There’s something special about submission moves in a match. It’s one thing to pin your opponent, but it’s an entirely different matter to make them hurt so badly that they have to tap out, quitting the match to avoid further pain. that being said, I’d like to take a look at five of my favorite submission moves of all time, in no particular order.
I think what I like about this move so much is how legitimately dangerous it can be. Many submission moves in the world of wrestling look dangerous, but for the most part are quite safe. I’ve put friends of mine in the Sharpshooter many a time with almost no effect whatsoever. However, the Kimura Lock comes not from wrestling, but from true MMA. It’s an honestly dangerous move that can seriously hurt somebody’s arm, so not a lot of selling is needed to make that move look like a threat to anybody’s arsenal, especially coming from a physical beast such as Brock Lesnar.

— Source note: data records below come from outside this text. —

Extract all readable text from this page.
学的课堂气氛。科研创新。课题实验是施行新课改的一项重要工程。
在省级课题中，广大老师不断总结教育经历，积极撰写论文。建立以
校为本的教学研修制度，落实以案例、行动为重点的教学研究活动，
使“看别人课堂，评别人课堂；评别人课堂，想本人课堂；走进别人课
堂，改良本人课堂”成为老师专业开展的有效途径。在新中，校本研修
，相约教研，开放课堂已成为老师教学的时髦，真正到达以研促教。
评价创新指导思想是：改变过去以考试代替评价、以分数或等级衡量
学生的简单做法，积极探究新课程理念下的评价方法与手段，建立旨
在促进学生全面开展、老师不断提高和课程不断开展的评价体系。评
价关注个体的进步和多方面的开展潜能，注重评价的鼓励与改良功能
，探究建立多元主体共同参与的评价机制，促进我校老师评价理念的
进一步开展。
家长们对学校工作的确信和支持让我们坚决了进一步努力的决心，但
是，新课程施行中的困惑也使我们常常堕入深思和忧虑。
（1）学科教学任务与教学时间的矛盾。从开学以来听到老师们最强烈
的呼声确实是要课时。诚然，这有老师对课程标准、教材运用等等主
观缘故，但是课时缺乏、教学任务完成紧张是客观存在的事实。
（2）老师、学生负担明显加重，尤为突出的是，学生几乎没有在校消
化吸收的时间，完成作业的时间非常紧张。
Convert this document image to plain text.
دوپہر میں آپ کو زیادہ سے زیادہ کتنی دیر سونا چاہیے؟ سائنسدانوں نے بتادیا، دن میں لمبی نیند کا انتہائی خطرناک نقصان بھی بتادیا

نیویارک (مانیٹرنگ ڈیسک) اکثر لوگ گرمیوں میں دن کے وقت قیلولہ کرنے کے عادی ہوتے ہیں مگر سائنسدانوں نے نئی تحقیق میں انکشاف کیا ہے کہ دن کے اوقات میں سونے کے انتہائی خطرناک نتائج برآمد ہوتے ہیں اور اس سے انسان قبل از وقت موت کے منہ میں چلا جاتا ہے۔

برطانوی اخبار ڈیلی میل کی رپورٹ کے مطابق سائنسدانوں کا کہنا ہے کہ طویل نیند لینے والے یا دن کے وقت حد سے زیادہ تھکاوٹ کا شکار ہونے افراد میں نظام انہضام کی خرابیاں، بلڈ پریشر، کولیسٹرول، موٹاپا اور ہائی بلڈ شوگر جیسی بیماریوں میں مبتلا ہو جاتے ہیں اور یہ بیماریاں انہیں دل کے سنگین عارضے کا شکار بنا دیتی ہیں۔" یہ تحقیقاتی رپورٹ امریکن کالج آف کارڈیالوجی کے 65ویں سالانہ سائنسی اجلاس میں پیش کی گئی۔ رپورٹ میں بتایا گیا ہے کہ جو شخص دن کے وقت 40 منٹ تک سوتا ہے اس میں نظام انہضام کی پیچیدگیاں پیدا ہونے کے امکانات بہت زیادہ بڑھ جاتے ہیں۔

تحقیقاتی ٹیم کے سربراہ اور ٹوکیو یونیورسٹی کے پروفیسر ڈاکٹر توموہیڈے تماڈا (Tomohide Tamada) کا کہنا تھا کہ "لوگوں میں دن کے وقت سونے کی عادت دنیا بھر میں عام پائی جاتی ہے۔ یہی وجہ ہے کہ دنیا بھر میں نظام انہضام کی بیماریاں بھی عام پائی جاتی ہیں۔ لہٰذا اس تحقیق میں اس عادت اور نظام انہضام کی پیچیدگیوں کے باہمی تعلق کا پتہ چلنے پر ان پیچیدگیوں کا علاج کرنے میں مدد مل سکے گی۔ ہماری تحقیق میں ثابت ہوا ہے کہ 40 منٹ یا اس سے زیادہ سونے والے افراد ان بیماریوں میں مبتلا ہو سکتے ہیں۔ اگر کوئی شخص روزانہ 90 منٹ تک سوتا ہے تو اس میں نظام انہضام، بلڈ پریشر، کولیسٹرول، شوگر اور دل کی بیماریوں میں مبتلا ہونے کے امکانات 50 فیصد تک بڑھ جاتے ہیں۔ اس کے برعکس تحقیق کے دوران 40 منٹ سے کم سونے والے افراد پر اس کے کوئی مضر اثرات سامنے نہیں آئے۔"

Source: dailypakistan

Putting the Anaconda Vice on this list has to do with the same reason I put the Kimura lock on this list- it’s a seriously dangerous move! However, I won’t get into that, as I already discussed the merits of MMA submission moves in a wrestling world. The other reason I like this move is because how flawlessly it fits into a combo, making it twice as deadly. It can be hit as a singular move, or it can follow the high knee and bulldog combo in a flawless, beautifully flowing combo. Being both deadly and versatile, the Anaconda Vice is definitely a force to be reckoned with.

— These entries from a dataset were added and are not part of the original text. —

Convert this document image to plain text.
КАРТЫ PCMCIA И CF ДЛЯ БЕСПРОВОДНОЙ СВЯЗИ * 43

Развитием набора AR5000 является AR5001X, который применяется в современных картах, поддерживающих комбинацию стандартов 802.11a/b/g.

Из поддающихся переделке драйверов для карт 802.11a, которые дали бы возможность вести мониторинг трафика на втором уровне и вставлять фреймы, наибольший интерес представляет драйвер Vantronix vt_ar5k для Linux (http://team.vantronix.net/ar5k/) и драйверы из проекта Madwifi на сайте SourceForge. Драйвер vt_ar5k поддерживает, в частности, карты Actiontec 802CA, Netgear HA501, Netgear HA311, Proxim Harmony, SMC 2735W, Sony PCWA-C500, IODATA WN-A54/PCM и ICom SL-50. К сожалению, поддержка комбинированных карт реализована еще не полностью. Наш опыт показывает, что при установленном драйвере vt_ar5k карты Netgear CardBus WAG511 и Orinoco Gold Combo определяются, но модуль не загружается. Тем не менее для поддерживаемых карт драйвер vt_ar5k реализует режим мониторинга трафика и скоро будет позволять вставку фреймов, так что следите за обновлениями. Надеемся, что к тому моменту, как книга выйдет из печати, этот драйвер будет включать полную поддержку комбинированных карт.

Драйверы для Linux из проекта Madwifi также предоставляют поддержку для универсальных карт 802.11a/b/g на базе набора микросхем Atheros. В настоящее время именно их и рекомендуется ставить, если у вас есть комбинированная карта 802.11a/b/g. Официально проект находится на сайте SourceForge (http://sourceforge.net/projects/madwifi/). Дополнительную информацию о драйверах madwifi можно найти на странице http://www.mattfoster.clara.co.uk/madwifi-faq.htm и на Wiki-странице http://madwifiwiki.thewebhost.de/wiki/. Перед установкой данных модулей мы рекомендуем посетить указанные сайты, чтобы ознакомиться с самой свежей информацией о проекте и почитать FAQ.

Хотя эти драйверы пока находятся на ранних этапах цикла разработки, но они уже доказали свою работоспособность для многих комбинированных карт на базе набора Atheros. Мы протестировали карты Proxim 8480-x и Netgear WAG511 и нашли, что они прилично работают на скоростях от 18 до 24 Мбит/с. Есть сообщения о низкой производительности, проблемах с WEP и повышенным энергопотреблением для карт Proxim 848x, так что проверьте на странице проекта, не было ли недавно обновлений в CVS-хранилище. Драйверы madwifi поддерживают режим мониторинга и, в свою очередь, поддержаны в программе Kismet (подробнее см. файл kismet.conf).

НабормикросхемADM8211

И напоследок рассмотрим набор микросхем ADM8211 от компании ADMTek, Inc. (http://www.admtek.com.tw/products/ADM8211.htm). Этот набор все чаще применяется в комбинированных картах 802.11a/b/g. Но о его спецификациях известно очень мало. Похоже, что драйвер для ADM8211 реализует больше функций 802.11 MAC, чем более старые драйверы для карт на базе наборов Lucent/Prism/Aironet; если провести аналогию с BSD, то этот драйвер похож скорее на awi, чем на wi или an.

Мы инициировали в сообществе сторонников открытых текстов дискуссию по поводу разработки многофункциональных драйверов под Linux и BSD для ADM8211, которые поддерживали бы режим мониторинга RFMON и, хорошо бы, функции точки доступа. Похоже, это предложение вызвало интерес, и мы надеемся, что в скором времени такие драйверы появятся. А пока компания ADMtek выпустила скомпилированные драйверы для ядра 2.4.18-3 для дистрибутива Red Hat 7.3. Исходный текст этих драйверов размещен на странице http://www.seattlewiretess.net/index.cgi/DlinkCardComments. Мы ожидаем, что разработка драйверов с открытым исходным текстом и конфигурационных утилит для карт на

As I’ve told WNW writer Kendra, there have been very few people who have been able to take a move simple enough to be a rest hold and turn it into a believable, devastating finisher. Only Chris Benoit, John Cena, and Daniel Bryan have, in my opinion, have brought any credibility to the crossface, but even though Benoit had the most intensity in his crossfaces, my personal favorite was Bryan and his Lebell Lock, currently known as the Yes! Lock. What really sells me on Bryan’s version is the way he ties up the arm, and not just holds it. Where a normal crossface puts pressure on the face and neck, the Yes! Lock also puts pressure on the elbow and shoulder, making it harder to roll out of or reverse.
Ok, I’ll have to admit, I have two reasons for liking this move. First off, AJ’s gorgeous, and if there was even the slightest chance in hell she’d ever put me in this move, I’d take it in a heartbeat and spend the rest of my life tapping out! That being said, it’s actually a very creative submission that reminds me a little bit of Tajiri’s Tarantula, but center ring instead of using the ropes, which requires much more flexibility to maneuver around your opponents body the way she does.
There’s so much I can say about this move, but I’ll tone it down a bit since I already touched on MMA moves in wrestling. I’m not positive if anyone’s seriously used the Gogoplata as a serious move in wrestling before, but the move and renaming fit the Undertaker perfectly as a deadly finisher. I’ve always known the Undertaker to be a power player, but until he broke out Hell’s Gate about six or seven years ago, I’ve never figured him to be much of a submission kind of guy. Also, it’s well known that Mark Calloway is a big fan and part time practitioner of MMA, so to see him incorporate some of what he learned without changing his character has been a great addition to an already incredible character.
I know this is a 6th addition to a top five list, but I feel like I have to make a bonus slot, because there’s one all time classic I feel should be addressed, and that’s the Figure Four. Made famous by two time WWE Hall of Famer Ric Flair, the set up and execution of the Figure Four was as recognizable as the same for the Rock Bottom or Sweet Chin Music. I’m unclear on the origins of the Figure Four, but I’m well aware of the notoriety given to it by the Nature Boy, and there are few wrestling fans of my generation who didn’t grow up cheering with the best of them whenever “Naitch” locked it in, almost always forcing the victims to tap. Many, including The Miz, have attempted it, but in my eyes, the only true wielder of the Figure Four will always and forever be Flair.